Kareem has gone back to Baghdad, where she had stayed with relatives since September 2006 after Sunni insurgents began threatening to kill Shiites who did not leave. Kareem, who fled with the rest of her family, came back after hearing that Saba al Bor was safe again. Then she saw her house.
On the eastern side of town, where Saba al Bor's Sunni population lives, Talib Abid Karim, who returned Nov. 20, says she did not know she could apply for compensation. She looks at Usama Ali, a volunteer helping resettle people, and asks him to explain the program. Ali says even if she applied for the money she would not get it, because, he insists, only Shiite returnees are being compensated.
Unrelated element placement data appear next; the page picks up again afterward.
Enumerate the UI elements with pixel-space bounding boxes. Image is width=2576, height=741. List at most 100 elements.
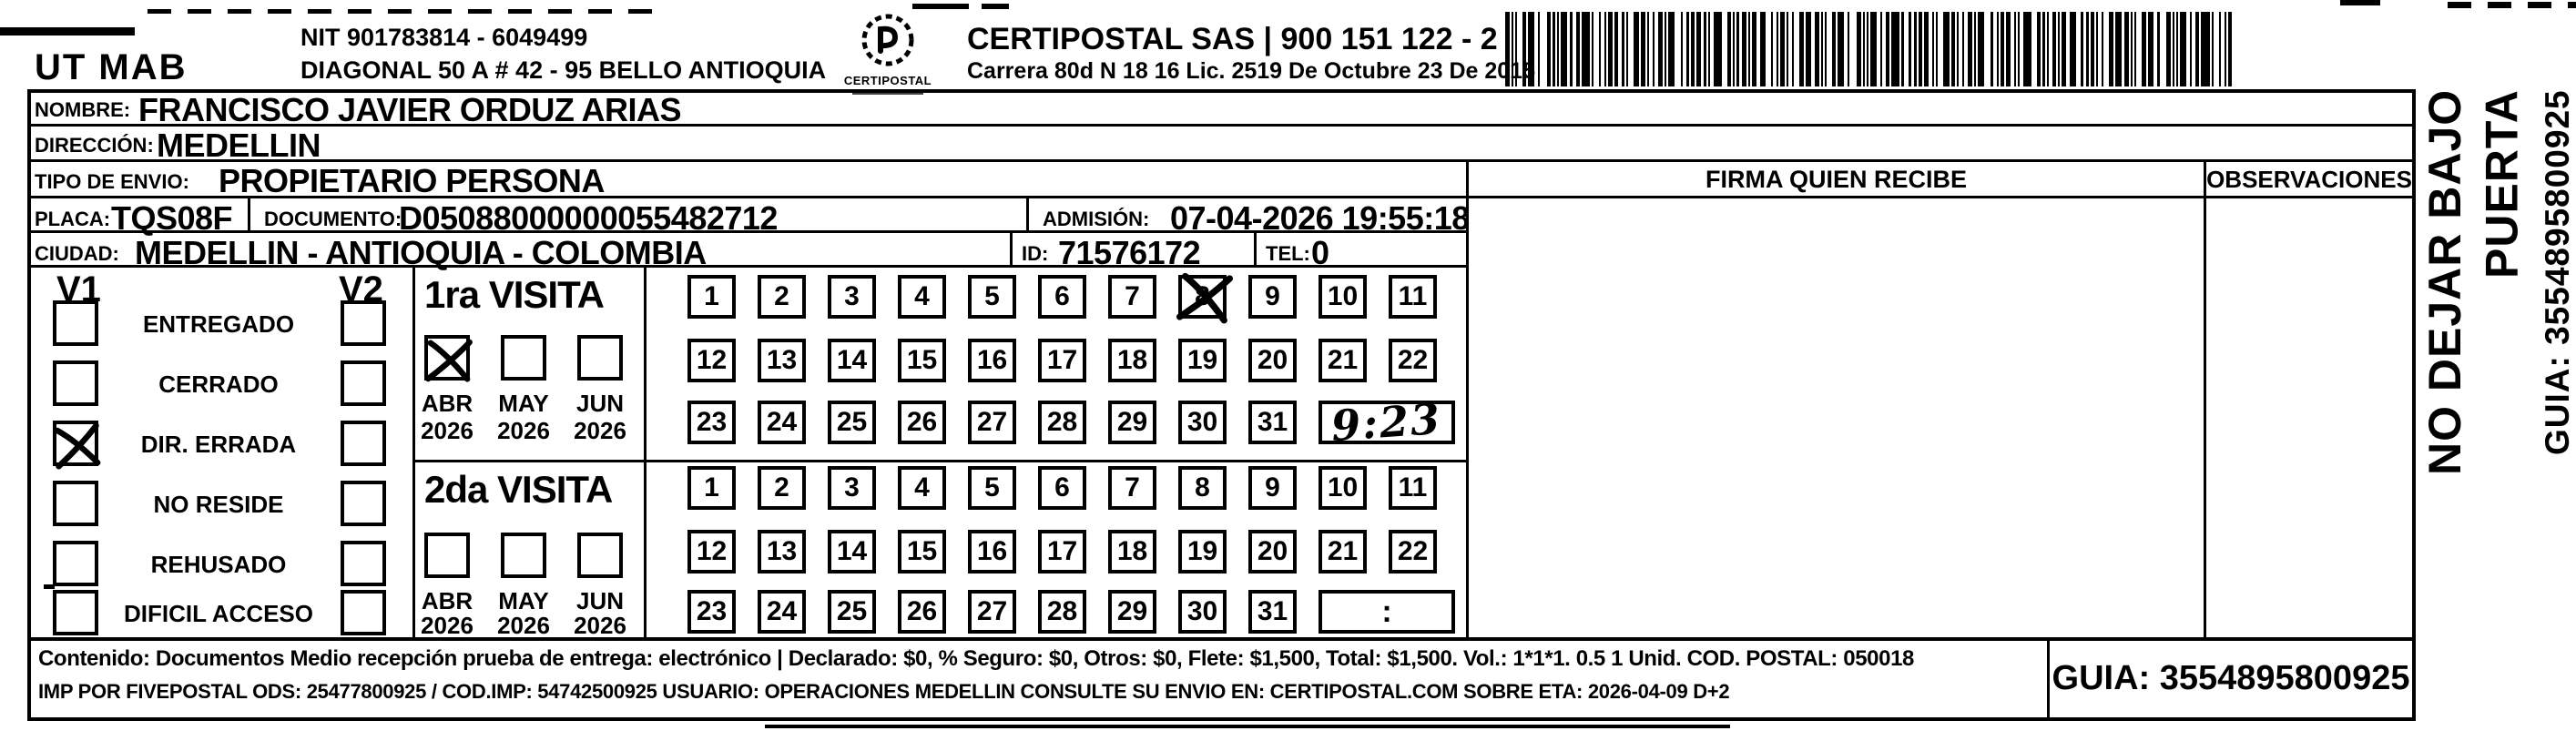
visit-2-day-cell-15[interactable]: 15 xyxy=(898,530,946,574)
visit-1-day-cell-17[interactable]: 17 xyxy=(1038,339,1086,382)
visit-1-day-cell-28[interactable]: 28 xyxy=(1038,401,1086,444)
status-label-cerrado: CERRADO xyxy=(158,370,279,398)
visit-1-day-cell-8[interactable]: 8 xyxy=(1176,272,1234,324)
visit-2-day-cell-2[interactable]: 2 xyxy=(758,466,806,510)
barcode-bar xyxy=(1726,12,1732,86)
visit-2-day-cell-26[interactable]: 26 xyxy=(898,590,946,634)
visit-2-day-cell-18[interactable]: 18 xyxy=(1108,530,1156,574)
visit-2-day-cell-17[interactable]: 17 xyxy=(1038,530,1086,574)
barcode-bar xyxy=(1614,12,1619,86)
barcode-bar xyxy=(2175,12,2179,86)
visit-2-day-cell-6[interactable]: 6 xyxy=(1038,466,1086,510)
visit-2-day-cell-8[interactable]: 8 xyxy=(1178,466,1227,510)
firma-signature-area[interactable] xyxy=(1469,198,2204,637)
visit-1-day-cell-29[interactable]: 29 xyxy=(1108,401,1156,444)
visit-1-month-label: ABR xyxy=(421,390,473,417)
visit-2-day-cell-29[interactable]: 29 xyxy=(1108,590,1156,634)
visit-2-day-cell-5[interactable]: 5 xyxy=(968,466,1016,510)
visit-1-day-cell-27[interactable]: 27 xyxy=(968,401,1016,444)
visit-2-day-cell-12[interactable]: 12 xyxy=(687,530,736,574)
visit-1-day-cell-3[interactable]: 3 xyxy=(828,275,876,319)
visit-1-day-cell-4[interactable]: 4 xyxy=(898,275,946,319)
visit-2-day-cell-14[interactable]: 14 xyxy=(828,530,876,574)
barcode-bar xyxy=(1879,12,1882,86)
barcode-bar xyxy=(1696,12,1701,86)
barcode-bar xyxy=(1799,12,1804,86)
visit-2-day-cell-13[interactable]: 13 xyxy=(758,530,806,574)
visit-1-day-cell-9[interactable]: 9 xyxy=(1248,275,1297,319)
visit-2-day-cell-28[interactable]: 28 xyxy=(1038,590,1086,634)
v1-checkbox-entregado[interactable] xyxy=(53,300,98,346)
visit-2-day-cell-3[interactable]: 3 xyxy=(828,466,876,510)
visit-1-day-cell-20[interactable]: 20 xyxy=(1248,339,1297,382)
visit-2-month-checkbox-abr[interactable] xyxy=(424,533,470,578)
visit-1-month-checkbox-jun[interactable] xyxy=(577,335,623,381)
visit-2-day-cell-11[interactable]: 11 xyxy=(1389,466,1437,510)
visit-2-day-cell-31[interactable]: 31 xyxy=(1248,590,1297,634)
visit-1-day-cell-25[interactable]: 25 xyxy=(828,401,876,444)
visit-2-month-checkbox-jun[interactable] xyxy=(577,533,623,578)
visit-2-day-cell-30[interactable]: 30 xyxy=(1178,590,1227,634)
visit-1-day-cell-26[interactable]: 26 xyxy=(898,401,946,444)
visit-2-day-cell-25[interactable]: 25 xyxy=(828,590,876,634)
visit-1-day-cell-21[interactable]: 21 xyxy=(1319,339,1367,382)
v1-checkbox-dir-errada[interactable] xyxy=(53,421,101,470)
visit-1-day-cell-31[interactable]: 31 xyxy=(1248,401,1297,444)
visit-2-day-cell-23[interactable]: 23 xyxy=(687,590,736,634)
visit-1-day-cell-30[interactable]: 30 xyxy=(1178,401,1227,444)
v2-checkbox-rehusado[interactable] xyxy=(341,541,386,586)
visit-1-day-cell-24[interactable]: 24 xyxy=(758,401,806,444)
visit-1-month-checkbox-abr[interactable] xyxy=(424,335,473,382)
visit-2-day-cell-16[interactable]: 16 xyxy=(968,530,1016,574)
visit-2-day-cell-9[interactable]: 9 xyxy=(1248,466,1297,510)
v1-checkbox-dificil-acceso[interactable] xyxy=(53,590,98,635)
v1-checkbox-cerrado[interactable] xyxy=(53,360,98,406)
divider-line xyxy=(2047,637,2050,721)
visit-2-day-cell-20[interactable]: 20 xyxy=(1248,530,1297,574)
divider-line xyxy=(27,159,2416,162)
visit-1-day-cell-6[interactable]: 6 xyxy=(1038,275,1086,319)
visit-2-day-cell-10[interactable]: 10 xyxy=(1319,466,1367,510)
visit-2-day-cell-27[interactable]: 27 xyxy=(968,590,1016,634)
barcode-bar xyxy=(1777,12,1779,86)
visit-2-month-checkbox-may[interactable] xyxy=(501,533,546,578)
visit-1-day-cell-16[interactable]: 16 xyxy=(968,339,1016,382)
v2-checkbox-cerrado[interactable] xyxy=(341,360,386,406)
visit-1-time-cell[interactable]: 9:23 xyxy=(1319,394,1455,451)
scan-mark xyxy=(982,4,1009,9)
visit-1-day-cell-15[interactable]: 15 xyxy=(898,339,946,382)
visit-2-day-cell-19[interactable]: 19 xyxy=(1178,530,1227,574)
visit-2-day-cell-24[interactable]: 24 xyxy=(758,590,806,634)
visit-1-day-cell-19[interactable]: 19 xyxy=(1178,339,1227,382)
observaciones-area[interactable] xyxy=(2206,198,2412,637)
v1-checkbox-no-reside[interactable] xyxy=(53,481,98,526)
barcode-bar xyxy=(2194,12,2200,86)
barcode-bar xyxy=(2180,12,2186,86)
visit-1-month-checkbox-may[interactable] xyxy=(501,335,546,381)
visit-1-day-cell-2[interactable]: 2 xyxy=(758,275,806,319)
v2-checkbox-entregado[interactable] xyxy=(341,300,386,346)
visit-1-day-cell-12[interactable]: 12 xyxy=(687,339,736,382)
v1-checkbox-rehusado[interactable] xyxy=(53,541,98,586)
v2-checkbox-dir-errada[interactable] xyxy=(341,421,386,466)
v2-checkbox-no-reside[interactable] xyxy=(341,481,386,526)
visit-1-day-cell-7[interactable]: 7 xyxy=(1108,275,1156,319)
visit-1-day-cell-18[interactable]: 18 xyxy=(1108,339,1156,382)
visit-1-day-cell-14[interactable]: 14 xyxy=(828,339,876,382)
visit-1-day-cell-5[interactable]: 5 xyxy=(968,275,1016,319)
visit-1-day-cell-23[interactable]: 23 xyxy=(687,401,736,444)
visit-1-day-cell-10[interactable]: 10 xyxy=(1319,275,1367,319)
visit-2-time-cell[interactable]: : xyxy=(1319,590,1455,634)
barcode-bar xyxy=(1914,12,1917,86)
scan-mark xyxy=(912,4,969,9)
visit-1-day-cell-22[interactable]: 22 xyxy=(1389,339,1437,382)
visit-2-day-cell-21[interactable]: 21 xyxy=(1319,530,1367,574)
visit-1-day-cell-13[interactable]: 13 xyxy=(758,339,806,382)
visit-2-day-cell-4[interactable]: 4 xyxy=(898,466,946,510)
visit-2-day-cell-1[interactable]: 1 xyxy=(687,466,736,510)
visit-1-day-cell-1[interactable]: 1 xyxy=(687,275,736,319)
visit-1-day-cell-11[interactable]: 11 xyxy=(1389,275,1437,319)
v2-checkbox-dificil-acceso[interactable] xyxy=(341,590,386,635)
visit-2-day-cell-7[interactable]: 7 xyxy=(1108,466,1156,510)
visit-2-day-cell-22[interactable]: 22 xyxy=(1389,530,1437,574)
Later a U.S. soldier, Army Capt. Brooks Yarborough, dismissed Ali's claim as "just a rumor." But he acknowledged that it was a sign of the lingering distrust that must be overcome if Saba al Bor, which before the war was a relatively affluent community of about 73,000, is to once again become a thriving city.
Karim's house is unscathed, but she is worried for the future. Her husband has no job, and her 12-year-old daughter bears ghastly scars on her stomach from the time she was caught in crossfire during the year they lived elsewhere. She fears that the girl has no chance of getting married if her scars cannot be treated.
But both Sunnis and Shiites, as well as U.S. troops, say there is nowhere close for Sunnis to go for serious medical problems. The nearest hospitals require traveling through areas still considered high-risk for Sunnis because of Shiite militia activities. Many Sunnis are too afraid to go even to the clinic across the city. Getting to a hospital in a Sunni city requires a circuitous route that would take about nine hours.
At a recent meeting in Saba al Bor's newly refurbished government center, which doubles as a U.S.-Iraqi military post, two city leaders were trying to devise a system to ensure that returnees stay. They could fix problems such as broken doors and windows, but not broken trust.
Radhi Muhsin, the city manager, and Mohammed Abdullah, a resettlement volunteer, agreed that getting people to return is not the problem. It is making the city work again, and getting the Sunni and Shiite population to mix.
In the last two months, U.S. officials say, more than 20,000 people have streamed home to Saba al Bor, which had a mixed population before the war. Now, it's mainly Shiite because many Sunnis are wary of returning to a place guarded by a police force that is nearly 100% Shiite, Abdullah and Muhsin said.